Kondisi ini memicu keresahan dan kemarahan warga. Pasalnya, BBM bersubsidi yang dibiayai uang negara seharusnya diprioritaskan bagi masyarakat kecil, bukan justru dinikmati oleh kendaraan perusahaan yang jelas berorientasi komersial.
“Kalau mobil perusahaan bisa bebas isi BBM subsidi, lalu di mana keadilan bagi masyarakat kecil?” ujar salah satu warga yang enggan disebutkan namanya.

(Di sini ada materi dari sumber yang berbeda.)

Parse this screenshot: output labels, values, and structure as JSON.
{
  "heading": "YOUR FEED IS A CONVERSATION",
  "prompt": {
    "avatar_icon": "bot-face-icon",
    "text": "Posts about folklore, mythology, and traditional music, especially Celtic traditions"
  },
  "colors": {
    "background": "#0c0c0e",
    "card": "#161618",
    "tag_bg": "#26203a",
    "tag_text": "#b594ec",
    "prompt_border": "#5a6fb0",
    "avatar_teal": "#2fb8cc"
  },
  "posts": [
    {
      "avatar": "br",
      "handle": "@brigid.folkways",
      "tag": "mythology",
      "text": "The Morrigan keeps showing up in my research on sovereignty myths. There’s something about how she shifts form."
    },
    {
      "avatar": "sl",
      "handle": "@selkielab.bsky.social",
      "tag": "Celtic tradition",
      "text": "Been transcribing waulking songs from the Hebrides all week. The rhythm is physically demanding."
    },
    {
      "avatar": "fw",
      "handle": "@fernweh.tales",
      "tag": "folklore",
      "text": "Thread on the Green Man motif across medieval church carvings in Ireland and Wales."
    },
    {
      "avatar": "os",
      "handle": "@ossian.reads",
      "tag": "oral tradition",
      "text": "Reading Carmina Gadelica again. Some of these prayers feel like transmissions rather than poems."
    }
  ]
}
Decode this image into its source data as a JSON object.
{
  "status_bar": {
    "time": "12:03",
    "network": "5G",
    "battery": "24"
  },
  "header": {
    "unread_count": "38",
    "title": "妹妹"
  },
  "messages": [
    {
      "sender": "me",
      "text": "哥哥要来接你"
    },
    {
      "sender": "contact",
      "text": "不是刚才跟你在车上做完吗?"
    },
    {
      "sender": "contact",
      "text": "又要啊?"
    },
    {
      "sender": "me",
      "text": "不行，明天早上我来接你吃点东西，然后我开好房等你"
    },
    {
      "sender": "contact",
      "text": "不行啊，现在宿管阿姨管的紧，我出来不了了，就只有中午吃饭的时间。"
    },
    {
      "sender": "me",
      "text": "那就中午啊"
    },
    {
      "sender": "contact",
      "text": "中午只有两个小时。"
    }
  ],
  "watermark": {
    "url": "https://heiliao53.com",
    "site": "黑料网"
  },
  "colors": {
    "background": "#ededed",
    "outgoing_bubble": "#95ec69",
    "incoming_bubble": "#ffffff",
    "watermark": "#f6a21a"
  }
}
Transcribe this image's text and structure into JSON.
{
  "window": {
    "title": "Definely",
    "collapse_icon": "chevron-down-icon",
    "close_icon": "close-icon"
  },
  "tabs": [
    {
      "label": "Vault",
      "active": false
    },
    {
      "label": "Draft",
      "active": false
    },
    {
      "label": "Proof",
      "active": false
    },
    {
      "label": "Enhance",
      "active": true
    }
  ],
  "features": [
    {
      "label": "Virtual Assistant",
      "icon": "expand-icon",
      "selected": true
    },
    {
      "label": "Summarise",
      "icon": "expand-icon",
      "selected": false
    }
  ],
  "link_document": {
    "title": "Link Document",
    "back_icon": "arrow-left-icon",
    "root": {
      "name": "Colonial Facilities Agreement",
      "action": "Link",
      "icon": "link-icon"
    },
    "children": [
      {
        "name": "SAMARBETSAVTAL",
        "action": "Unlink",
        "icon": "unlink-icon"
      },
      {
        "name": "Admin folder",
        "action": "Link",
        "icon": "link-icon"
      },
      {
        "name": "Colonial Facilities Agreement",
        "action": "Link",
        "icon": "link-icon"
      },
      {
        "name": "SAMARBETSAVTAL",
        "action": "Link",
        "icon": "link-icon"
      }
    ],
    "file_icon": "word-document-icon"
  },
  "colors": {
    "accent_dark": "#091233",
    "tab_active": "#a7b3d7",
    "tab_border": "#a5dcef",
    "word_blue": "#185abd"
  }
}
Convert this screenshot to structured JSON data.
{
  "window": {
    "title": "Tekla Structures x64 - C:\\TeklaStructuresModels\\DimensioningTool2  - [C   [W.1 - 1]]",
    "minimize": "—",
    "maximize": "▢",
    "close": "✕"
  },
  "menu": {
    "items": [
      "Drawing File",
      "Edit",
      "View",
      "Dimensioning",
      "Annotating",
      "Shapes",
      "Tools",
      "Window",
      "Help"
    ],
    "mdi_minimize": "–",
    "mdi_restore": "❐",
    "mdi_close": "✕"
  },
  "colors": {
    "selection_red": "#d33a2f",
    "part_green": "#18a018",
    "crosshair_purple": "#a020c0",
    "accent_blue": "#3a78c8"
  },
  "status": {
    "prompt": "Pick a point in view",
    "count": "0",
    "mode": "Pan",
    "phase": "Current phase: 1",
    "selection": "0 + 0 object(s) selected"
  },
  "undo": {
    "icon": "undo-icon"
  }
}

Diduga Langgar Aturan, SPBU Dipertanyakan
Mengacu pada regulasi yang berlaku, BBM bersubsidi tidak diperuntukkan bagi kendaraan milik badan usaha atau perusahaan.
Subsidi energi diberikan secara terbatas untuk menjaga ketepatan sasaran dan mencegah pemborosan anggaran negara.
Secara umum, BBM bersubsidi hanya diperbolehkan digunakan oleh:
Kendaraan pribadi tertentu dengan kapasitas mesin sesuai ketentuan
Kendaraan angkutan umum dan pelayanan publik
Kendaraan UMKM yang terdaftar dan memenuhi syarat
Kendaraan operasional negara untuk kepentingan pelayanan masyarakat
Dengan demikian, keberadaan mobil perusahaan yang mengisi BBM bersubsidi di SPBU Desa Gesing diduga kuat melanggar aturan.
Indikasi Kelalaian hingga Pembiaran
Masyarakat menilai kejadian ini tidak bisa dilepaskan dari tanggung jawab pihak SPBU.
Petugas SPBU seharusnya melakukan verifikasi ketat terhadap jenis dan peruntukan kendaraan sebelum menyalurkan BBM bersubsidi.
“Kalau ini terjadi berulang, patut dipertanyakan apakah hanya kelalaian atau ada pembiaran sistematis,” kata warga lainnya.
Dugaan pelanggaran yang mencuat antara lain:
Penyalahgunaan BBM bersubsidi oleh kendaraan perusahaan
Kelalaian serius pihak SPBU dalam pengawasan dan penyaluran
Potensi kerugian negara akibat subsidi tidak tepat sasaran
Terganggunya hak masyarakat kecil yang berhak atas BBM bersubsidi
Desakan Audit dan Sanksi Tegas
Atas kejadian tersebut, masyarakat mendesak Pertamina Regional Jawa Timur, BPH Migas, serta aparatur pemerintah daerah untuk segera melakukan audit menyeluruh dan investigasi terbuka terhadap SPBU No. 54.623.27.
Audit dinilai penting untuk:
Mengungkap mekanisme penyaluran BBM bersubsidi di SPBU tersebut
Menentukan ada tidaknya pelanggaran prosedur
Memberikan sanksi tegas jika ditemukan penyimpangan
Menjadi efek jera bagi SPBU lain agar tidak melakukan praktik serupa
Hingga berita ini diturunkan, pihak Pertamina maupun pengelola SPBU belum memberikan klarifikasi resmi atas dugaan tersebut.
Publik kini menunggu langkah tegas aparat dan Pertamina. Subsidi adalah hak rakyat, bukan fasilitas gratis bagi kepentingan bisnis.